Pro-Life Group Blasts Judge For Recognizing Hippos As ‘Persons’ While Unborn Babies Remain Without Rights

A renowned pro-life group blasted United States District Court Cincinnati Judge Karen Litkovitz for recognizing hippos as “persons” while unborn babies inside their mothers’ wombs still do not have rights.

The Christian Headlines reported that pro-life group Live Action criticized the decision made by Litkovitz in October 15 recognizing hippopotamuses owned by the late cocaine magnate Pablo Escobar of Columbia as “juridical persons” or “interested persons” needed in a lawsuit filed by San Francisco-based The Animal Legal Defense Fund.

The declaration would give the hippos legal rights in the United States. As such, the pro-life organization pointed out that unlike the hippos, the unborn are not given legal rights in the U.S. where abortion is “most extreme.”

“By recognizing the juridic personhood of foreign animals, Judge Litkovitz has granted what has long been denied to preborn babies in the womb in the United States. For nearly five decades in the U.S., the Supreme Court Roe v. Wade decision has been used by federal courts to deny legal personhood to preborn babies in the name of a so-called constitutional right to abortion–a right that does not and should not exist, let alone trump the right of preborn human babies to live,” Live Action said in their website.

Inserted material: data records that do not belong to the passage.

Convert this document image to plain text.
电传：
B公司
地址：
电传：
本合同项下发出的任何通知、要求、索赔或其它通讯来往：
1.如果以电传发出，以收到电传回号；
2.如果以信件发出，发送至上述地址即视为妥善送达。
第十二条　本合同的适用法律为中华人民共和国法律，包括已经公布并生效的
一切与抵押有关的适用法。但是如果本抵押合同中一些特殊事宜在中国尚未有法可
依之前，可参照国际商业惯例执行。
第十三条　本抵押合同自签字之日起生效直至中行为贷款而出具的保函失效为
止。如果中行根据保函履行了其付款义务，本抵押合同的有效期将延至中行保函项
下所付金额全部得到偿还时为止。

“Sadly, preborn humans are not granted the same legal status as Pablo Escobar’s cocaine hippos in U.S. federal court. As Live Action News has pointed out, the U.S. has among of the most extreme pro-abortion legal regimes in the world. It is only one of seven countries, along with North Korea and China, to allow elective abortion past 20 weeks’ gestation,” they added.

According to CBS News, the Columbian government was sued over its decision to exterminate or sterilize hippos since they were becoming a biodiversity threat due to their fast growth rate. The animals are said to be so many they are seen freely roaming in villages, which scientists say pose a danger to humans. The Columbian government has initiated sterilization but there is a debate on which is safest.

The Animal Legal Defense Fund requested the U.S. District Court to make the declaration so that two Ohio-based wildlife sterilization experts could be deposed in the case there.

Lawyers for the Animal Legal Defense Fund raised in the lawsuit filed in the U.S. federal court raised that the hippos should be considered as “interested persons” since the organization is advocating for the animals. The lawyers cited a federal statute involving a foreign lawsuit that recognizes “interested persons” the permission to “take depositions in support of their case.”

Litkovitz’ decision is a first for the United States, unlike in Argentina, India, and Pakistan. Animal Legal Defense Fund Lead Attorney Christopher Berry called it a “profound ruling” and appreciated Litkovitz for doing so in an interview with CBS News.

“This really is part of a bigger movement of advocating that animals’ interest be represented in court. We’re not asking to make up a new law. We’re just asking that animals have the ability to enforce the rights that have already been given to them,” Berry said.